Chapitre 2
L 'évolution des idées pendant la campagne


Jacques Cheminade et Marcel Barbu connaissent deux situations différentes sur le plan des idées dans cette campagne.
Le candidat de 1995 vient avec un programme mûrement argumenté et durant ces quinze jours a  pour objectif de le défendre tel qu 'il est sans aucune évolution précise .
Le programme de sa profession de foi, celui qu 'il présente dans les entretiens avec les journalistes et celui qu 'il défend jusqu 'au soir du premier tour est le même.
Tout juste est-il amené à annoncer qu 'il soutiendra Lionel Jospin au second tour.
Mais cette annonce ne change pas son positionnement et ne d 'accompagne pas de tractations avec le candidat socialiste.
Ce soutien est, comme la première partie l'a indiqué, une promesse faite à quelques signataires et aucunement un ralliement franc aux idées du candidat dont il se serait rapproché.
Jacques Cheminade n 'a réellement pas l 'occasion d 'occuper sa campagne à exposer son programme et donc faire des ajustements sur le fond et la forme pour les présenter au mieux aux français (1). Pour le prétendant de 1995 étudier longuement comment sa physionomie s 'est définie dans la campagne, si il a changé de programme même de façon minime, et si des arguments se sont greffés à son discours est de ce fait impossible .
Ce qui n 'est pas le cas de Marcel Barbu qui vient dans la campagne sans un contrat complet où les français doivent juste mettre leur signature.
Marcel Barbu pour qui chaque jour est une occasion d 'amener de nouvelles propositions à faire au peuple.
De même que les électeurs choisissent un candidat selon différents critères idéologiques, génétiques, conjoncturels ou autres quel sont les critères pris en compte par Marcel Barbu pour mettre en forme son discours sur le fond?
Sa campagne a-t-elle connu un tournant où les idées sont devenues un programme et pourquoi a-t-il cru nécessaire d 'amorcer ce tournant : est-ce une situation volontaire ou est-ce l ‘ élection qui lui a fait faire ce changement par l 'attitude des autres candidats, de la presse ou des sondages?
S 'est-il fait modeler passivement par des contraintes qu 'il ne soupçonnait pas ou au contraire a-t-il utilisé activement la campagne pour proposer aux électeurs autre chose que des idées protestataires?
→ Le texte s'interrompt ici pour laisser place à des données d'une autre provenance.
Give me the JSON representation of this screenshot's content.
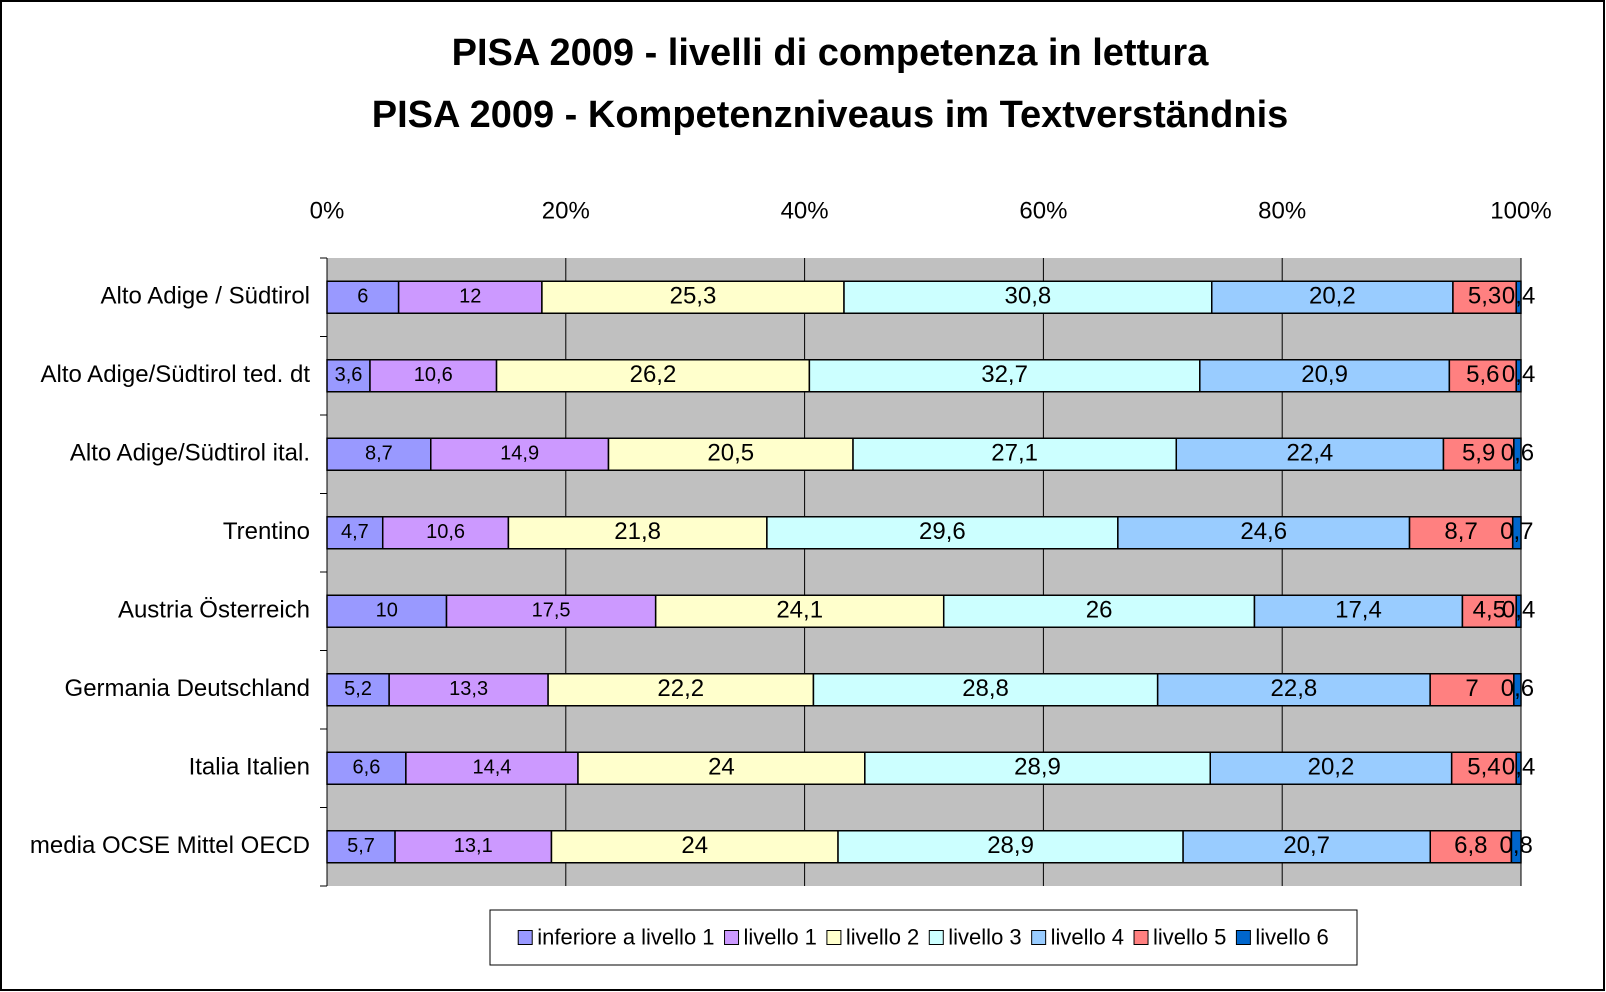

Il est certain que l 'homme est surpris dès les premiers jours par le rythme effréné de cette dernière ligne droite vers l 'accession est pour lui la première.
Là ou les autres candidats s 'échauffent depuis des mois voire des années pour monter en régime petit à petit, lui doit prendre ce marathon en marche au moment du sprint.
Dès sa seconde intervention télévisée Marcel Barbu remarque que «le candidat isolé n 'a pratiquement plus le temps de dormir si bien que c 'est un homme un peu à bout de souffle qui vient vous parler» (2).
Une semaine après l 'annonce des candidatures il semble dèjà épuisé : «depuis sa première apparition à la télévision, M Marcel Barbu est invisible. A Sannois, ses collaborateurs qui dressent un mur infranchissable entre lui et les indiscrets déclarent qu 'il est très fatigué»(3).
Cinq jours avant le début du premier dans un entretien avec le journal Combat il explique que « cette chute libre lui fait un peu peur maintenant» et qu ' « il se serait bien désisté mais c 'est illégal» (4).
Le soir de sa dernière intervention télévisée Marcel Barbu fait un bilan de ces quinze jours et de la façon dont il a ressenti sa candidature dans la campagne : «vous savez bien que je n 'ai d 'aucune ambition que de rétablir notre liberté d 'hommes par l 'amour, par la justice et par la vérité, et cette première tâche accomplie, je crois avoir fait courageusement mon devoir. Je vous avoue que depuis vingt ans , je me sens enfin libéré d 'un poids qui me pesait sur la conscience et que, pour une fois, une fois depuis vingt ans c 'est de tout mon coeur que j 'ai envie de crier : «  Vive la France »» (5).
Ce petit historique de la façon dont Marcel Barbu a vécu sa campagne est très informatif.
Il n 'a pas traversé ces quinze jours passivement. Il a pleinement vécu cette élection et l 'a ressentie physiquement. Et au final il annonce aux millions d 'électeurs qu'elle a été une sorte de thérapie pour lui. Lui qui voulait quelqu'un pour redresser la France, redonner confiance au français et les rendre heureux à au moins réussi à se redonner confiance.
Candidat épuisé presque dès le départ, candidat déboussolé à mi-parcours et qui songe à abandonner, Marcel Barbu est au final un homme libéré.
Mais derrière l 'apparence de cette transformation et des évolutions successives du candidat quelle est la réalité qui se cache ?
Quelles ont été les raisons de ce changements?
 

- Section 1 - Les raisons d ' une évolution

Le tournant de la campagne de Marcel Barbu, celui qui lui a fait prendre conscience qu 'il est  candidat à l 'élection présidentielle et non en tête d 'un défilé protestataire de huit mille personnes qui envahissent les médias a bien eu lieu.
Comme un apprentissage qui se fait en accéléré, ce que les autres prétendants ont préparé pendant plusieurs mois ou années pour devenir familiers aux électeurs; leur présentation, leur parcours, leurs soutiens, leur combat, Marcel Barbu l 'a fait en quinze minutes lors de sa première intervention télévisée.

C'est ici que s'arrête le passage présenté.